I based my choice of tablet classes on my monthly statistics from Google Analytics. For as long as I’ve been following my mobile stats, devices featuring the IOS have come in at the top. IPad is always #1, followed by iPhone and the iPod. It was a no-brainer that my community liked the iPad! Looking further down the Analytics list, the Kindle Fire (all models combined) was the next most popular. The Google Nexus and Samsung Tab were represented, but in double digit figures for usage. I scheduled my first class for the iPad, but was not present when the sign-up sheet was released. (It was over Christmas vacation and I had taken time off.) By the time I returned to work on December 29th, I had over 50 people signed up for my program. Knowing that I already had more folks that I preferred in a technology class, I immediately cut off registrations and offered an additional three classes a bit later in the month of January. This time, I wisely limited sign-ups to a maximum of fifteen per session. The night of the first program, we had record cold temperatures and lots of snow. I expected no more than a handful to show up. Boy, was I wrong! Seventy hardy souls braved the bitter weather conditions and attended this program. My presentation was composed of a PowerPoint Slide Show with lots and lots of screen shots, followed by a long Q & A session. My second class in January was devoted to Kindle Fires of all sizes and configurations. Several attendees showed up with the Kindle Paper Whites or Touch’s – so much for reading the program description! The last class was the hardest – Androids. I chose clumping all Android devices together since I didn’t really know how many patrons had Samsung Tabs vs. Samsung Notes vs. some other flavor of Android. We own a Google Nexus, Samsung Tab and a Samsung Note 8 at the Library. I took screenshots from all three for this class.

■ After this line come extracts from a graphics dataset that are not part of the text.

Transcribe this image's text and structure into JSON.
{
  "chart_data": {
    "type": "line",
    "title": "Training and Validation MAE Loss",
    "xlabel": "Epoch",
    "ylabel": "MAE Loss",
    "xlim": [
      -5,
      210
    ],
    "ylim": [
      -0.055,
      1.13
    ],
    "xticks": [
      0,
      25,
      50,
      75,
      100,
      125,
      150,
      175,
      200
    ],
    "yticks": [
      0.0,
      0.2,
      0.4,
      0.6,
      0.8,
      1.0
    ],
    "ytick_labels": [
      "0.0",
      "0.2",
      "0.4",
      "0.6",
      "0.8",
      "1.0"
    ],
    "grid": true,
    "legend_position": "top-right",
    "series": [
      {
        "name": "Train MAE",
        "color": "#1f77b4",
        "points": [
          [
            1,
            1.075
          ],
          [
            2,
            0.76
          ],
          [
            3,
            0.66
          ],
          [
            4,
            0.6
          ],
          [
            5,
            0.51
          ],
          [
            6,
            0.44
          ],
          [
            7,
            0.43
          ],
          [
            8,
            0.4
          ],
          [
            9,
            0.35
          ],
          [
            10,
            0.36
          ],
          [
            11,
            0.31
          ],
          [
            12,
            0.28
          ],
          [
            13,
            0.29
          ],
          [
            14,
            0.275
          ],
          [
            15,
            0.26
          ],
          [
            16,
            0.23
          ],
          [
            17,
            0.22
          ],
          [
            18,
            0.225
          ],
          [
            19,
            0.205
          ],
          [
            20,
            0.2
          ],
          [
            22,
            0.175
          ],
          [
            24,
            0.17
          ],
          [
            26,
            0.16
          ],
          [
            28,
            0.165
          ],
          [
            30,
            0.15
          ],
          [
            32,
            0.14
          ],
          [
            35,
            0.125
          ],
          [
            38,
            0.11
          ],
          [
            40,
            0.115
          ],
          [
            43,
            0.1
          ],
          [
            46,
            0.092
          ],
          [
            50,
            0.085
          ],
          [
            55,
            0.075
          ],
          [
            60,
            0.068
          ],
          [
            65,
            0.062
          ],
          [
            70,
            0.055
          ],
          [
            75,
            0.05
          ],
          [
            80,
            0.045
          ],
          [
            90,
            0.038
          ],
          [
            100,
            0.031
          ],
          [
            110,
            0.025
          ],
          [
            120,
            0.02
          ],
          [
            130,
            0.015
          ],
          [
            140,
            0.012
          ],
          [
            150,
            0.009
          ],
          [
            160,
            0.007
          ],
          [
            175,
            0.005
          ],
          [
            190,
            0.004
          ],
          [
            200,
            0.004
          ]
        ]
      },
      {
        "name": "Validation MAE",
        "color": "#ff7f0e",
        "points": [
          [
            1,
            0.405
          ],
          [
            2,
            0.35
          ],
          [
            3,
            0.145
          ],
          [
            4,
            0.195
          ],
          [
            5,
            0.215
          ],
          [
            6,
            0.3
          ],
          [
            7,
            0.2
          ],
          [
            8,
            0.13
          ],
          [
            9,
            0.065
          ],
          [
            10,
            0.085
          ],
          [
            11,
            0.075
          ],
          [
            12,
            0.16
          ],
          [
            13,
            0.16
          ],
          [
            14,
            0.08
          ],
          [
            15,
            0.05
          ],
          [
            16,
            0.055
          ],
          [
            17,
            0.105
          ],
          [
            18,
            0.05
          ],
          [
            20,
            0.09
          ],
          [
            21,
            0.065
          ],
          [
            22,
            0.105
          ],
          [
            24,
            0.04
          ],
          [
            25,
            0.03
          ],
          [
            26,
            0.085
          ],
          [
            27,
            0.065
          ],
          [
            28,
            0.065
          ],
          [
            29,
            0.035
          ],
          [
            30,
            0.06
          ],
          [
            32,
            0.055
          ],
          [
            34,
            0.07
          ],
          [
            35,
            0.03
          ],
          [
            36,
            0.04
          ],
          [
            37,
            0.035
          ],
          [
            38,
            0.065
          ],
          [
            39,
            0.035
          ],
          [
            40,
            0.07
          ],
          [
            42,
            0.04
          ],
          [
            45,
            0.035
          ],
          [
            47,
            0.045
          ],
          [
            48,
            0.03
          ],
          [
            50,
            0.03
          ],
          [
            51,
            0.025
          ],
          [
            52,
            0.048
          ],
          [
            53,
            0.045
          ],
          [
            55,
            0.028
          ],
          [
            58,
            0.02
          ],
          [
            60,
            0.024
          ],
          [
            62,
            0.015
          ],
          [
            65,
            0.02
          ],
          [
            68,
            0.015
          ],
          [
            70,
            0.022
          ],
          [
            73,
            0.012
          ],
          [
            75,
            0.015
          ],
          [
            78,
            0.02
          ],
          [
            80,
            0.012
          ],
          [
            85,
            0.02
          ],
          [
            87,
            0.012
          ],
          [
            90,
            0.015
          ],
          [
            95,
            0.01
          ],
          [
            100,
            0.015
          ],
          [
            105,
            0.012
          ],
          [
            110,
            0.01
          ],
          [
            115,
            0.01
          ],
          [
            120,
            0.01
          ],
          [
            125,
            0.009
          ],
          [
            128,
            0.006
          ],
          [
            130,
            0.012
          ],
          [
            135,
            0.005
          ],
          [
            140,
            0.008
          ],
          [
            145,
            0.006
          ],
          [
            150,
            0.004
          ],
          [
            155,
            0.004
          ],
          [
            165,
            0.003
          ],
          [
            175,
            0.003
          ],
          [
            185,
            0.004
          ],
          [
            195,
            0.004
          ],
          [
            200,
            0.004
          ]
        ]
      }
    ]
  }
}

Here are some of my observations based on 5 iPad classes; 1 Kindle Fire class; and 1 Android class: The skill level of patrons in all of these classes varied wildly. By the time I was doing my second iPad class, I didn’t even take for granted that folks knew how to turn on their tablets. I’d guess over half of each class that I taught had never fully powered down their tablets. Most assumed that making the screen go dark was turning it off. I was amazed that no one had heard about putting a device to sleep or on power-save vs. powered it totally off. I knew that I’d lose a certain percentage of the novices at some point in the programs, but others in the class became bored with the very basic information I was giving. My only solution has been to offer “drop-in” tutoring on Saturdays over the next few months and to encourage those who are truly technologically challenged to attend these sessions. So far we’ve had one of these tutoring days and six patrons stopped by. One had a very old Pandigital tablet; one had an Adroid tablet called a Nextbook; two had iPads and the other two had Kindle Fires. They all walked away more comfortable with their devices.

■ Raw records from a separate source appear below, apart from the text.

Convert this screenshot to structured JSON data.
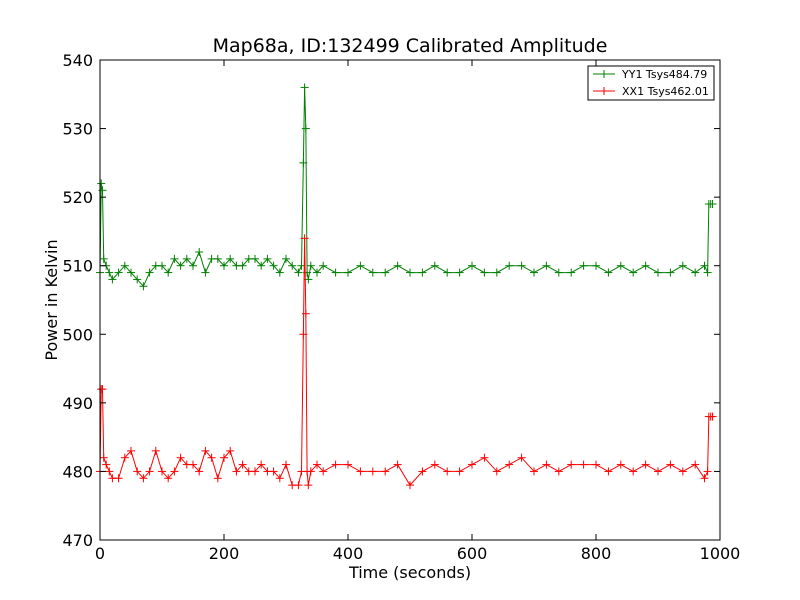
{
  "chart_data": {
    "type": "line",
    "title": "Map68a, ID:132499 Calibrated Amplitude",
    "xlabel": "Time (seconds)",
    "ylabel": "Power in Kelvin",
    "xlim": [
      0,
      1000
    ],
    "ylim": [
      470,
      540
    ],
    "xticks": [
      "0",
      "200",
      "400",
      "600",
      "800",
      "1000"
    ],
    "yticks": [
      "470",
      "480",
      "490",
      "500",
      "510",
      "520",
      "530",
      "540"
    ],
    "grid": false,
    "legend_position": "top-right",
    "marker": "plus",
    "series": [
      {
        "name": "YY1 Tsys484.79",
        "color": "#008000",
        "x": [
          0,
          2,
          4,
          6,
          10,
          15,
          20,
          30,
          40,
          50,
          60,
          70,
          80,
          90,
          100,
          110,
          120,
          130,
          140,
          150,
          160,
          170,
          180,
          190,
          200,
          210,
          220,
          230,
          240,
          250,
          260,
          270,
          280,
          290,
          300,
          310,
          320,
          325,
          328,
          330,
          332,
          334,
          336,
          340,
          350,
          360,
          380,
          400,
          420,
          440,
          460,
          480,
          500,
          520,
          540,
          560,
          580,
          600,
          620,
          640,
          660,
          680,
          700,
          720,
          740,
          760,
          780,
          800,
          820,
          840,
          860,
          880,
          900,
          920,
          940,
          960,
          975,
          980,
          982,
          985,
          988
        ],
        "y": [
          509,
          522,
          521,
          511,
          510,
          509,
          508,
          509,
          510,
          509,
          508,
          507,
          509,
          510,
          510,
          509,
          511,
          510,
          511,
          510,
          512,
          509,
          511,
          511,
          510,
          511,
          510,
          510,
          511,
          511,
          510,
          511,
          510,
          509,
          511,
          510,
          509,
          510,
          525,
          536,
          530,
          509,
          508,
          510,
          509,
          510,
          509,
          509,
          510,
          509,
          509,
          510,
          509,
          509,
          510,
          509,
          509,
          510,
          509,
          509,
          510,
          510,
          509,
          510,
          509,
          509,
          510,
          510,
          509,
          510,
          509,
          510,
          509,
          509,
          510,
          509,
          510,
          509,
          519,
          519,
          519
        ]
      },
      {
        "name": "XX1 Tsys462.01",
        "color": "#ff0000",
        "x": [
          0,
          2,
          4,
          6,
          10,
          15,
          20,
          30,
          40,
          50,
          60,
          70,
          80,
          90,
          100,
          110,
          120,
          130,
          140,
          150,
          160,
          170,
          180,
          190,
          200,
          210,
          220,
          230,
          240,
          250,
          260,
          270,
          280,
          290,
          300,
          310,
          320,
          325,
          328,
          330,
          332,
          334,
          336,
          340,
          350,
          360,
          380,
          400,
          420,
          440,
          460,
          480,
          500,
          520,
          540,
          560,
          580,
          600,
          620,
          640,
          660,
          680,
          700,
          720,
          740,
          760,
          780,
          800,
          820,
          840,
          860,
          880,
          900,
          920,
          940,
          960,
          975,
          980,
          982,
          985,
          988
        ],
        "y": [
          480,
          492,
          492,
          482,
          481,
          480,
          479,
          479,
          482,
          483,
          480,
          479,
          480,
          483,
          480,
          479,
          480,
          482,
          481,
          481,
          480,
          483,
          482,
          479,
          482,
          483,
          480,
          481,
          480,
          480,
          481,
          480,
          480,
          479,
          481,
          478,
          478,
          480,
          500,
          514,
          503,
          480,
          478,
          480,
          481,
          480,
          481,
          481,
          480,
          480,
          480,
          481,
          478,
          480,
          481,
          480,
          480,
          481,
          482,
          480,
          481,
          482,
          480,
          481,
          480,
          481,
          481,
          481,
          480,
          481,
          480,
          481,
          480,
          481,
          480,
          481,
          479,
          480,
          488,
          488,
          488
        ]
      }
    ]
  }
}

I firmly believe that we must continue to offer classes on tablet since the demand is growing each month. Attendance at our traditional “computer basics” classes using a regular PC have dropped off drastically in the past year. As librarians we need to switch gears and embrace mobile technology. The challenge will be trying to learn each device on the market. We’ve already had patrons ask for a Surface class. I had to admit that no one on our staff owned one of these tablets and the Library couldn’t justify it in our budget. This is going to be an ongoing problem, but one we’ll have to face.